Sollte schon beim primitivsten Leben der geheimnisvolle Weg nach innen führen?
Humanschäume
Diese Seite des Schaumes beginnt für Sloterdijk mit dem Eintritt in anthropologische und kulturtheoretische Kontexte. Damit ist im Wesentlichen der Zeitabschnitt gemeint, in dem sich das alteuropäische Weltbild der einen Kugel, des einen Gottes, einem von ihm gewollten weltlichen Herrscher mit dem einen für alle und jeden „zugewiesenen“ unverrückbaren Platz abnutzt und aus vielerlei Entwicklungen in ein neues Zeitalter übergeht das man nun „die Moderne“ nennen wird und an dessen Ufern wir heute nach über 500 Jahren stehen.

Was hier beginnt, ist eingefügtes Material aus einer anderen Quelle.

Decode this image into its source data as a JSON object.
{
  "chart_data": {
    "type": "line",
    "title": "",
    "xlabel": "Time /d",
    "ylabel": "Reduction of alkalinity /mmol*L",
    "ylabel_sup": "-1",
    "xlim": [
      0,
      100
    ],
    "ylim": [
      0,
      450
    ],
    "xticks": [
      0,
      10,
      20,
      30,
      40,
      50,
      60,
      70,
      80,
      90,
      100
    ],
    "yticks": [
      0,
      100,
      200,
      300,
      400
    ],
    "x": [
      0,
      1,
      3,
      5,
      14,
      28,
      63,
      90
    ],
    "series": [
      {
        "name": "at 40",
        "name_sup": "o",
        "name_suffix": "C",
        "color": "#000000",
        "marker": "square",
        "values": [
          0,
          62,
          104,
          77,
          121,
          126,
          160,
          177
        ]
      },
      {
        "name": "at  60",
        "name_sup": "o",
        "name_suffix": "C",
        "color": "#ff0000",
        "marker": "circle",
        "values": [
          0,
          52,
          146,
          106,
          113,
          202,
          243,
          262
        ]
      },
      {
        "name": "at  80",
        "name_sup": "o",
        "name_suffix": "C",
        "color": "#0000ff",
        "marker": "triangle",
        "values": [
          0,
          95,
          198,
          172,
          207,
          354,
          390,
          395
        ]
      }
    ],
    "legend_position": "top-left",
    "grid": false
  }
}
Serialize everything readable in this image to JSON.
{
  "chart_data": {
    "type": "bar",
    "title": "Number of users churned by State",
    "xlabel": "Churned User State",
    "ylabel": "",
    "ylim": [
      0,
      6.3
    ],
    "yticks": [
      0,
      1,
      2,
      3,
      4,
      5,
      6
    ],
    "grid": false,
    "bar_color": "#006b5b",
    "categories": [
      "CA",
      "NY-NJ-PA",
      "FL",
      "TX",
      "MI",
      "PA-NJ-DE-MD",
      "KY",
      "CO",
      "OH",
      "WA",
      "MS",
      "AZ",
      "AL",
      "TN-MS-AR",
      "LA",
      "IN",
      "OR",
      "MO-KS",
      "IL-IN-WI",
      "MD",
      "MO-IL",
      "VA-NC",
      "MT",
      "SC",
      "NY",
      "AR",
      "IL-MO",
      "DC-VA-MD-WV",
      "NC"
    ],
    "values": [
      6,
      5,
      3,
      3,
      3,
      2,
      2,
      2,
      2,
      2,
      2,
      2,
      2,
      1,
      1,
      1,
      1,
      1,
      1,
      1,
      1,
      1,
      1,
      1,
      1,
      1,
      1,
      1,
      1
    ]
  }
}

Bald schon spricht man nicht mehr vom Kosmos, vom König-Reich und einer gottgewollten Ordnung, sondern vom Staat, den Bürgern, den „Gesellschaften“.
Die Versammlung der zahllosen (eigen-) (endo)kosmischen „Seifenblasen“ (s. die Einstiegsgeschichte in Band I) ist also nicht mehr als der Monokosmos der Metaphysik zu denken, in dem die Fülle des Seienden unter einem allgemeinsamen Logos zusammengerufen wurden.
An die Stelle der philosophischen Über-Seifenblase, der All-Monade der Einen-Welt, dem zentrischen Delirium, tritt eine polykosmische Agglomeration, eine Versammlung von Versammlern als semi-opaker Schaum aus weltbildenden Raumkonstruktionen.